Wednesday, August 12, 2015

Dysphagia

Today's highlighted some of the areas of medicine less commonly featured in morning report.

The case involved a 38-year-old woman with a history of GERD and a motor vehicle collision several years prior to her admission. She presented with a 5-month history of progressive dysphagia, first to solids then to liquids with globus sensation.  She had lost a significant amount of weight.  There were no systemic features to suggest a connective tissue disorder such as systemic sclerosis.  There were also no bulbar or cranial nerve features to suggest a central nervous system cause.  Finally, she had no fatigability suggestive of a myasthenic cause.  As the case progressed, an extensive number of ‘outside’ investigations was revealed including an esophagogastroduodenoscopy, motility study, and barium swallow which effectively ruled out an intraluminal cause of dysphagia.  It was then revealed that there were substantial psychosocial stressors and, when the psychiatry consult-liason team was involved, her presentation was consistent with a somatoform disorder.

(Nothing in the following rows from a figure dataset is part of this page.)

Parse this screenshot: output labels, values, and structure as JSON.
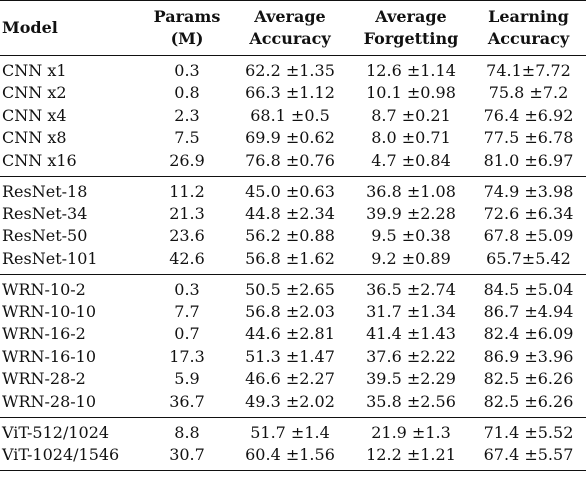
{
  "table": {
    "headers": {
      "model": "Model",
      "params_line1": "Params",
      "params_line2": "(M)",
      "acc_line1": "Average",
      "acc_line2": "Accuracy",
      "forg_line1": "Average",
      "forg_line2": "Forgetting",
      "learn_line1": "Learning",
      "learn_line2": "Accuracy"
    },
    "groups": [
      {
        "rows": [
          {
            "model": "CNN x1",
            "params": "0.3",
            "acc": "62.2 ±1.35",
            "forg": "12.6 ±1.14",
            "learn": "74.1±7.72"
          },
          {
            "model": "CNN x2",
            "params": "0.8",
            "acc": "66.3 ±1.12",
            "forg": "10.1 ±0.98",
            "learn": "75.8 ±7.2"
          },
          {
            "model": "CNN x4",
            "params": "2.3",
            "acc": "68.1 ±0.5",
            "forg": "8.7 ±0.21",
            "learn": "76.4 ±6.92"
          },
          {
            "model": "CNN x8",
            "params": "7.5",
            "acc": "69.9 ±0.62",
            "forg": "8.0 ±0.71",
            "learn": "77.5 ±6.78"
          },
          {
            "model": "CNN x16",
            "params": "26.9",
            "acc": "76.8 ±0.76",
            "forg": "4.7 ±0.84",
            "learn": "81.0 ±6.97"
          }
        ]
      },
      {
        "rows": [
          {
            "model": "ResNet-18",
            "params": "11.2",
            "acc": "45.0 ±0.63",
            "forg": "36.8 ±1.08",
            "learn": "74.9 ±3.98"
          },
          {
            "model": "ResNet-34",
            "params": "21.3",
            "acc": "44.8 ±2.34",
            "forg": "39.9 ±2.28",
            "learn": "72.6 ±6.34"
          },
          {
            "model": "ResNet-50",
            "params": "23.6",
            "acc": "56.2 ±0.88",
            "forg": "9.5 ±0.38",
            "learn": "67.8 ±5.09"
          },
          {
            "model": "ResNet-101",
            "params": "42.6",
            "acc": "56.8 ±1.62",
            "forg": "9.2 ±0.89",
            "learn": "65.7±5.42"
          }
        ]
      },
      {
        "rows": [
          {
            "model": "WRN-10-2",
            "params": "0.3",
            "acc": "50.5 ±2.65",
            "forg": "36.5 ±2.74",
            "learn": "84.5 ±5.04"
          },
          {
            "model": "WRN-10-10",
            "params": "7.7",
            "acc": "56.8 ±2.03",
            "forg": "31.7 ±1.34",
            "learn": "86.7 ±4.94"
          },
          {
            "model": "WRN-16-2",
            "params": "0.7",
            "acc": "44.6 ±2.81",
            "forg": "41.4 ±1.43",
            "learn": "82.4 ±6.09"
          },
          {
            "model": "WRN-16-10",
            "params": "17.3",
            "acc": "51.3 ±1.47",
            "forg": "37.6 ±2.22",
            "learn": "86.9 ±3.96"
          },
          {
            "model": "WRN-28-2",
            "params": "5.9",
            "acc": "46.6 ±2.27",
            "forg": "39.5 ±2.29",
            "learn": "82.5 ±6.26"
          },
          {
            "model": "WRN-28-10",
            "params": "36.7",
            "acc": "49.3 ±2.02",
            "forg": "35.8 ±2.56",
            "learn": "82.5 ±6.26"
          }
        ]
      },
      {
        "rows": [
          {
            "model": "ViT-512/1024",
            "params": "8.8",
            "acc": "51.7 ±1.4",
            "forg": "21.9 ±1.3",
            "learn": "71.4 ±5.52"
          },
          {
            "model": "ViT-1024/1546",
            "params": "30.7",
            "acc": "60.4 ±1.56",
            "forg": "12.2 ±1.21",
            "learn": "67.4 ±5.57"
          }
        ]
      }
    ]
  }
}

Important learning points from today:

-Dysphagia is a common symptom with a wide differential diagnosis

-It is helpful to divide dysphagia into obstructive (extrinsic/intrinsic mass, peptic strictures) and propulsive (achalasia, neuromuscular disorders, central nervous system/coordination) causes

-We discussed salient historic features that can help differentiate them – these include a progressive dysphagia from solids to liquids (more consistent with an obstructive cause) compared to dysphagia which begins with solids and liquids (consistent with a neuromuscular cause)

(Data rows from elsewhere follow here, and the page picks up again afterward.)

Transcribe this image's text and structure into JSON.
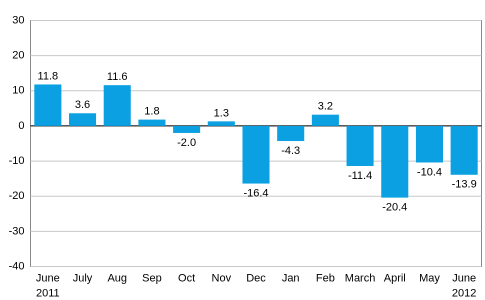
{
  "chart_data": {
    "type": "bar",
    "categories": [
      "June",
      "July",
      "Aug",
      "Sep",
      "Oct",
      "Nov",
      "Dec",
      "Jan",
      "Feb",
      "March",
      "April",
      "May",
      "June"
    ],
    "year_labels": [
      "2011",
      null,
      null,
      null,
      null,
      null,
      null,
      null,
      null,
      null,
      null,
      null,
      "2012"
    ],
    "values": [
      11.8,
      3.6,
      11.6,
      1.8,
      -2.0,
      1.3,
      -16.4,
      -4.3,
      3.2,
      -11.4,
      -20.4,
      -10.4,
      -13.9
    ],
    "value_labels": [
      "11.8",
      "3.6",
      "11.6",
      "1.8",
      "-2.0",
      "1.3",
      "-16.4",
      "-4.3",
      "3.2",
      "-11.4",
      "-20.4",
      "-10.4",
      "-13.9"
    ],
    "color": "#0aa0e1",
    "ylim": [
      -40,
      30
    ],
    "yticks": [
      -40,
      -30,
      -20,
      -10,
      0,
      10,
      20,
      30
    ],
    "grid": true
  }
}
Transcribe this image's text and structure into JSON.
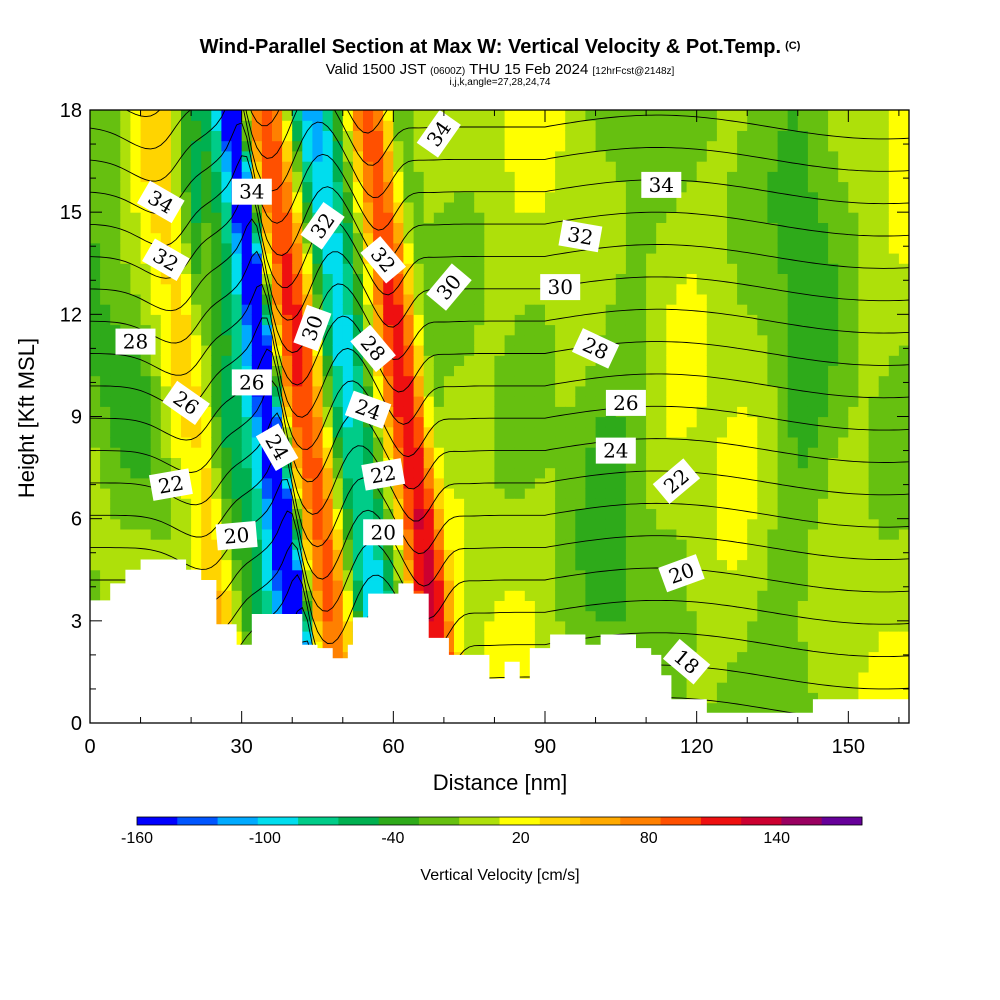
{
  "header": {
    "title": "Wind-Parallel Section at Max W: Vertical Velocity & Pot.Temp.",
    "copyright": "(C)",
    "valid_prefix": "Valid 1500 JST",
    "valid_zulu": "(0600Z)",
    "valid_date": "THU 15 Feb 2024",
    "forecast": "[12hrFcst@2148z]",
    "ijk": "i,j,k,angle=27,28,24,74"
  },
  "chart_data": {
    "type": "heatmap",
    "xlabel": "Distance [nm]",
    "ylabel": "Height [Kft MSL]",
    "xlim": [
      0,
      162
    ],
    "ylim": [
      0,
      18
    ],
    "x_ticks": [
      "0",
      "30",
      "60",
      "90",
      "120",
      "150"
    ],
    "y_ticks": [
      "0",
      "3",
      "6",
      "9",
      "12",
      "15",
      "18"
    ],
    "x_tick_values": [
      0,
      30,
      60,
      90,
      120,
      150
    ],
    "y_tick_values": [
      0,
      3,
      6,
      9,
      12,
      15,
      18
    ],
    "terrain_profile": [
      [
        0,
        3.6
      ],
      [
        4,
        3.6
      ],
      [
        4,
        4.1
      ],
      [
        7,
        4.1
      ],
      [
        7,
        4.5
      ],
      [
        10,
        4.5
      ],
      [
        10,
        4.8
      ],
      [
        19,
        4.8
      ],
      [
        19,
        4.5
      ],
      [
        22,
        4.5
      ],
      [
        22,
        4.2
      ],
      [
        25,
        4.2
      ],
      [
        25,
        2.9
      ],
      [
        29,
        2.9
      ],
      [
        29,
        2.3
      ],
      [
        32,
        2.3
      ],
      [
        32,
        3.2
      ],
      [
        42,
        3.2
      ],
      [
        42,
        2.3
      ],
      [
        45,
        2.3
      ],
      [
        45,
        2.2
      ],
      [
        48,
        2.2
      ],
      [
        48,
        1.9
      ],
      [
        51,
        1.9
      ],
      [
        51,
        2.3
      ],
      [
        52,
        2.3
      ],
      [
        52,
        3.1
      ],
      [
        55,
        3.1
      ],
      [
        55,
        3.8
      ],
      [
        61,
        3.8
      ],
      [
        61,
        4.1
      ],
      [
        64,
        4.1
      ],
      [
        64,
        3.8
      ],
      [
        67,
        3.8
      ],
      [
        67,
        2.5
      ],
      [
        71,
        2.5
      ],
      [
        71,
        2.0
      ],
      [
        79,
        2.0
      ],
      [
        79,
        1.3
      ],
      [
        82,
        1.3
      ],
      [
        82,
        1.8
      ],
      [
        85,
        1.8
      ],
      [
        85,
        1.3
      ],
      [
        87,
        1.3
      ],
      [
        87,
        2.2
      ],
      [
        91,
        2.2
      ],
      [
        91,
        2.6
      ],
      [
        98,
        2.6
      ],
      [
        98,
        2.3
      ],
      [
        101,
        2.3
      ],
      [
        101,
        2.6
      ],
      [
        108,
        2.6
      ],
      [
        108,
        2.2
      ],
      [
        111,
        2.2
      ],
      [
        111,
        2.0
      ],
      [
        113,
        2.0
      ],
      [
        113,
        1.4
      ],
      [
        115,
        1.4
      ],
      [
        115,
        0.7
      ],
      [
        122,
        0.7
      ],
      [
        122,
        0.3
      ],
      [
        126,
        0.3
      ],
      [
        126,
        0.3
      ],
      [
        143,
        0.3
      ],
      [
        143,
        0.7
      ],
      [
        162,
        0.7
      ]
    ],
    "velocity_bands": [
      {
        "x": 24,
        "w": 12,
        "value": 60
      },
      {
        "x": 30,
        "w": 6,
        "value": -40
      },
      {
        "x": 38,
        "w": 10,
        "value": -110
      },
      {
        "x": 40,
        "w": 4,
        "value": -150
      },
      {
        "x": 47,
        "w": 11,
        "value": 110
      },
      {
        "x": 53,
        "w": 7,
        "value": -40
      },
      {
        "x": 57,
        "w": 11,
        "value": -100
      },
      {
        "x": 60,
        "w": 5,
        "value": 10
      },
      {
        "x": 67,
        "w": 10,
        "value": 125
      },
      {
        "x": 72,
        "w": 6,
        "value": -35
      },
      {
        "x": 104,
        "w": 16,
        "value": -25
      },
      {
        "x": 140,
        "w": 14,
        "value": -30
      }
    ],
    "isentropes": {
      "levels": [
        18,
        20,
        22,
        24,
        26,
        28,
        30,
        32,
        34
      ],
      "labels": [
        {
          "text": "34",
          "x": 14,
          "y": 15.3,
          "angle": 30
        },
        {
          "text": "34",
          "x": 32,
          "y": 15.6,
          "angle": 0
        },
        {
          "text": "34",
          "x": 69,
          "y": 17.3,
          "angle": -55
        },
        {
          "text": "34",
          "x": 113,
          "y": 15.8,
          "angle": 0
        },
        {
          "text": "32",
          "x": 15,
          "y": 13.6,
          "angle": 30
        },
        {
          "text": "32",
          "x": 46,
          "y": 14.6,
          "angle": -55
        },
        {
          "text": "32",
          "x": 58,
          "y": 13.6,
          "angle": 50
        },
        {
          "text": "32",
          "x": 97,
          "y": 14.3,
          "angle": 10
        },
        {
          "text": "30",
          "x": 44,
          "y": 11.6,
          "angle": -70
        },
        {
          "text": "30",
          "x": 71,
          "y": 12.8,
          "angle": -50
        },
        {
          "text": "30",
          "x": 93,
          "y": 12.8,
          "angle": 0
        },
        {
          "text": "28",
          "x": 9,
          "y": 11.2,
          "angle": 0
        },
        {
          "text": "28",
          "x": 56,
          "y": 11.0,
          "angle": 50
        },
        {
          "text": "28",
          "x": 100,
          "y": 11.0,
          "angle": 25
        },
        {
          "text": "26",
          "x": 19,
          "y": 9.4,
          "angle": 35
        },
        {
          "text": "26",
          "x": 32,
          "y": 10.0,
          "angle": 0
        },
        {
          "text": "26",
          "x": 106,
          "y": 9.4,
          "angle": 0
        },
        {
          "text": "24",
          "x": 37,
          "y": 8.1,
          "angle": 60
        },
        {
          "text": "24",
          "x": 55,
          "y": 9.2,
          "angle": 20
        },
        {
          "text": "24",
          "x": 104,
          "y": 8.0,
          "angle": 0
        },
        {
          "text": "22",
          "x": 16,
          "y": 7.0,
          "angle": -10
        },
        {
          "text": "22",
          "x": 58,
          "y": 7.3,
          "angle": -10
        },
        {
          "text": "22",
          "x": 116,
          "y": 7.1,
          "angle": -40
        },
        {
          "text": "20",
          "x": 29,
          "y": 5.5,
          "angle": -5
        },
        {
          "text": "20",
          "x": 58,
          "y": 5.6,
          "angle": 0
        },
        {
          "text": "20",
          "x": 117,
          "y": 4.4,
          "angle": -20
        },
        {
          "text": "18",
          "x": 118,
          "y": 1.8,
          "angle": 40
        }
      ]
    }
  },
  "colorbar": {
    "title": "Vertical Velocity [cm/s]",
    "tick_labels": [
      "-160",
      "-100",
      "-40",
      "20",
      "80",
      "140"
    ],
    "tick_values": [
      -160,
      -100,
      -40,
      20,
      80,
      140
    ],
    "bounds": [
      -160,
      180
    ],
    "step": 20,
    "colors": [
      "#0000ff",
      "#0055ff",
      "#00aaff",
      "#00ddee",
      "#00cc88",
      "#00b050",
      "#2eaa1a",
      "#66c010",
      "#aee00a",
      "#ffff00",
      "#ffd400",
      "#ffaa00",
      "#ff8000",
      "#ff5000",
      "#ee1010",
      "#cc0030",
      "#990060",
      "#660099"
    ]
  }
}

-We briefly discussed the infections in an immunocompromised host that would lead to esophageal dysphagia including opportunistic infections with Herpes group viruses, or esophageal candidiasis

-We discussed features of brainstem and bulbar disease and the importance about acquiring those symptoms when taking a dysphagia history (dysphonia, dysarthria, nasal vocal changes, hoarseness, etc.)

-Importantly, we discussed the concept of psychiatric or somatoform disease as a diagnosis of exclusion and that it can be challenging to deem someone having been ‘investigated enough’ for ‘organic’ causes of symptoms

Further Reading:

Mathog, R. H., & Fleming, S. M. (1992). A clinical approach to dysphagia. American journal of otolaryngology13(3), 133-138.